Il caso di ELENA però mi sembra diverso, perché lui quando lei gli ha detto ci rivediamo avrebbe potuto, se non era interessato, dire di no. ci sono mille modi di dire di no. E immagino che Elena senza problemi avrebbe capito. perché la questione non era un “film” di cui aveva scritto la trama da sola. No, Elena?
Ciao a tutti.Rieccomi!!!
Ogni tanto vi leggo,compagni di dolore e sventure.
Io ora sto bene, veramente bene!Con la mia compagna trascorro ormai quasi tutte le sere ed i week end siamo praticamente sempre insieme.Tutto fila liscio e spero lo sara’ anche in futuro.
Finalmente una donne con la d maiuscola.Interessante, intelligente e matura.
Con lei parlo di tutto e non solo di cazzate come con la mia ex.
A proposito di ex, ho saputo da un amico che abita vicino a lei che si sta ributtando via facendosi accompagnare da personaggi squallidi e chiacchierati, mi riferisco a tossici,discotecari e gentaglia del genere, tipo grande fratello per intederci.Oltretutto il suo target ora e’ rivolto verso toy boy di almeno 6/7 anni minori di lei.

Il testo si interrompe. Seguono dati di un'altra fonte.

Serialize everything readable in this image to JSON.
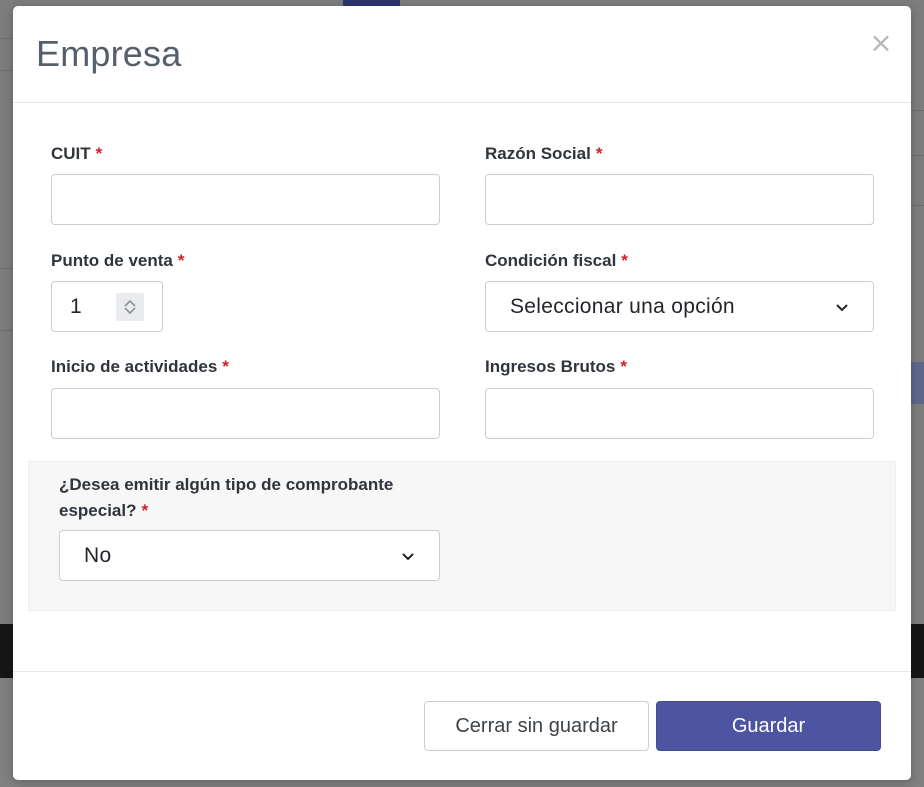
{
  "modal": {
    "title": "Empresa",
    "close_symbol": "×"
  },
  "form": {
    "cuit": {
      "label": "CUIT",
      "required_mark": "*",
      "value": ""
    },
    "razon_social": {
      "label": "Razón Social",
      "required_mark": "*",
      "value": ""
    },
    "punto_venta": {
      "label": "Punto de venta",
      "required_mark": "*",
      "value": "1"
    },
    "condicion_fiscal": {
      "label": "Condición fiscal",
      "required_mark": "*",
      "selected": "Seleccionar una opción"
    },
    "inicio_actividades": {
      "label": "Inicio de actividades",
      "required_mark": "*",
      "value": ""
    },
    "ingresos_brutos": {
      "label": "Ingresos Brutos",
      "required_mark": "*",
      "value": ""
    },
    "comprobante_especial": {
      "label": "¿Desea emitir algún tipo de comprobante especial?",
      "required_mark": "*",
      "selected": "No"
    }
  },
  "footer": {
    "cancel_label": "Cerrar sin guardar",
    "save_label": "Guardar"
  },
  "icons": {
    "close": "close-icon",
    "dropdown": "chevron-down-icon",
    "spinner_up": "chevron-up-icon",
    "spinner_down": "chevron-down-icon"
  },
  "colors": {
    "primary": "#4d55a3",
    "required": "#d01f2a",
    "title": "#555f6b",
    "panel_bg": "#f7f7f8"
  }
}
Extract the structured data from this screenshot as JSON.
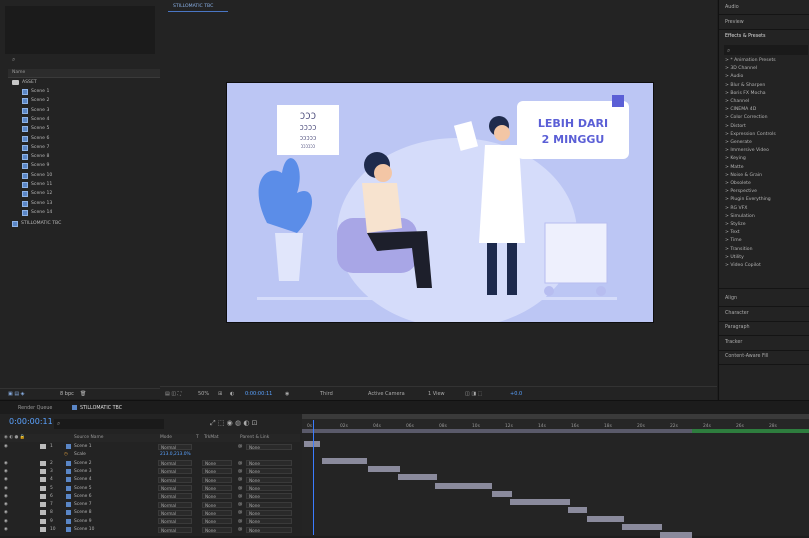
{
  "project": {
    "folder": "ASSET",
    "scenes": [
      "Scene 1",
      "Scene 2",
      "Scene 3",
      "Scene 4",
      "Scene 5",
      "Scene 6",
      "Scene 7",
      "Scene 8",
      "Scene 9",
      "Scene 10",
      "Scene 11",
      "Scene 12",
      "Scene 13",
      "Scene 14"
    ],
    "comp_item": "STILLOMATIC TBC",
    "name_header": "Name",
    "footer_bpc": "8 bpc"
  },
  "composition": {
    "tab_label": "STILLOMATIC TBC",
    "canvas": {
      "badge_line1": "LEBIH DARI",
      "badge_line2": "2 MINGGU",
      "eye_chart_lines": [
        "ƆƆƆ",
        "ƆƆƆƆ",
        "ƆƆƆƆƆ",
        "ƆƆƆƆƆƆ"
      ]
    },
    "viewer_bar": {
      "zoom": "50%",
      "timecode": "0:00:00:11",
      "resolution": "Third",
      "camera": "Active Camera",
      "views": "1 View",
      "exposure": "+0.0"
    }
  },
  "right_panel": {
    "tabs_top": [
      "Audio",
      "Preview",
      "Effects & Presets"
    ],
    "effects": [
      "* Animation Presets",
      "3D Channel",
      "Audio",
      "Blur & Sharpen",
      "Boris FX Mocha",
      "Channel",
      "CINEMA 4D",
      "Color Correction",
      "Distort",
      "Expression Controls",
      "Generate",
      "Immersive Video",
      "Keying",
      "Matte",
      "Noise & Grain",
      "Obsolete",
      "Perspective",
      "Plugin Everything",
      "RG VFX",
      "Simulation",
      "Stylize",
      "Text",
      "Time",
      "Transition",
      "Utility",
      "Video Copilot"
    ],
    "tabs_bottom": [
      "Align",
      "Character",
      "Paragraph",
      "Tracker",
      "Content-Aware Fill"
    ]
  },
  "timeline": {
    "tabs": [
      "Render Queue",
      "STILLOMATIC TBC"
    ],
    "timecode": "0:00:00:11",
    "headers": {
      "source_name": "Source Name",
      "mode": "Mode",
      "t": "T",
      "trkmat": "TrkMat",
      "parent": "Parent & Link"
    },
    "layers": [
      {
        "num": "1",
        "name": "Scene 1",
        "mode": "Normal",
        "trkmat": "",
        "parent": "None"
      },
      {
        "num": "",
        "name": "Scale",
        "mode": "",
        "trkmat": "",
        "parent": "",
        "value": "213.0,213.0%"
      },
      {
        "num": "2",
        "name": "Scene 2",
        "mode": "Normal",
        "trkmat": "None",
        "parent": "None"
      },
      {
        "num": "3",
        "name": "Scene 3",
        "mode": "Normal",
        "trkmat": "None",
        "parent": "None"
      },
      {
        "num": "4",
        "name": "Scene 4",
        "mode": "Normal",
        "trkmat": "None",
        "parent": "None"
      },
      {
        "num": "5",
        "name": "Scene 5",
        "mode": "Normal",
        "trkmat": "None",
        "parent": "None"
      },
      {
        "num": "6",
        "name": "Scene 6",
        "mode": "Normal",
        "trkmat": "None",
        "parent": "None"
      },
      {
        "num": "7",
        "name": "Scene 7",
        "mode": "Normal",
        "trkmat": "None",
        "parent": "None"
      },
      {
        "num": "8",
        "name": "Scene 8",
        "mode": "Normal",
        "trkmat": "None",
        "parent": "None"
      },
      {
        "num": "9",
        "name": "Scene 9",
        "mode": "Normal",
        "trkmat": "None",
        "parent": "None"
      },
      {
        "num": "10",
        "name": "Scene 10",
        "mode": "Normal",
        "trkmat": "None",
        "parent": "None"
      }
    ],
    "ruler_ticks": [
      "0s",
      "02s",
      "04s",
      "06s",
      "08s",
      "10s",
      "12s",
      "14s",
      "16s",
      "18s",
      "20s",
      "22s",
      "24s",
      "26s",
      "28s"
    ]
  },
  "colors": {
    "accent": "#3b7cff",
    "canvas_bg": "#bcc6f4",
    "badge": "#5b5fd6"
  }
}
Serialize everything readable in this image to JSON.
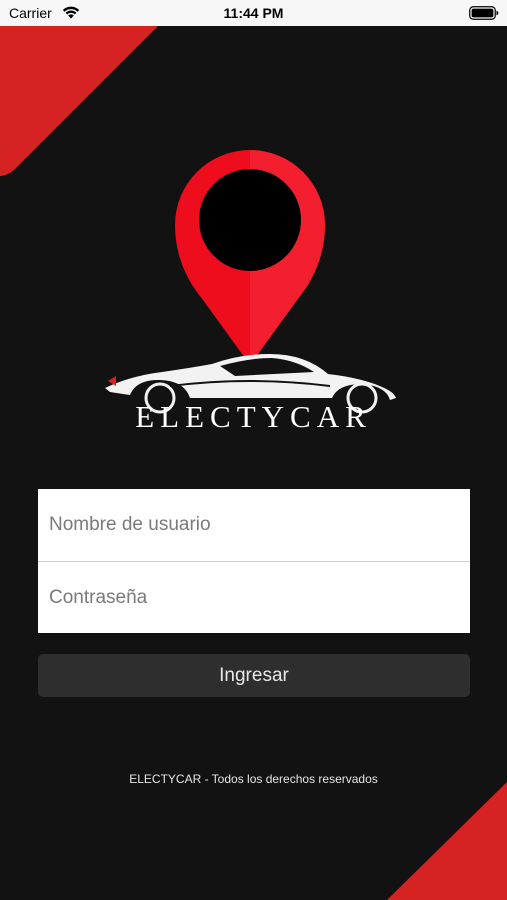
{
  "status_bar": {
    "carrier": "Carrier",
    "time": "11:44 PM",
    "wifi_icon": "wifi-icon",
    "battery_icon": "battery-icon"
  },
  "theme": {
    "background": "#121212",
    "accent": "#d62222",
    "button_bg": "#2e2e2e"
  },
  "logo": {
    "icon": "location-pin-car-icon",
    "brand": "ELECTYCAR"
  },
  "login_form": {
    "username_placeholder": "Nombre de usuario",
    "username_value": "",
    "password_placeholder": "Contraseña",
    "password_value": "",
    "submit_label": "Ingresar"
  },
  "footer": {
    "text": "ELECTYCAR - Todos los derechos reservados"
  }
}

Poveretta!!!Dopo averla strappata dai rifiuti ci e’ tornata in un attimo.Si vede che la sua vita ed il suo futuro sono e saranno quelli!!!
Ragazzi/e non disperate, il dolore passa e quando ci si volta indietro,spesso, ci si accorge di avere sofferto per poca cosa e per individui che non erano all’altezza.Donate amore a chi lo merita.
Un abbraccio a tutti/e.
esatto LUNA
la mia cena era una maniera come un altra per dire: conosciamoci. Poi il resto, se ci sarà, possiamo stabilirlo insieme.
Ma molto terra terra, senza aspettative alcune da una parte e dall’altra.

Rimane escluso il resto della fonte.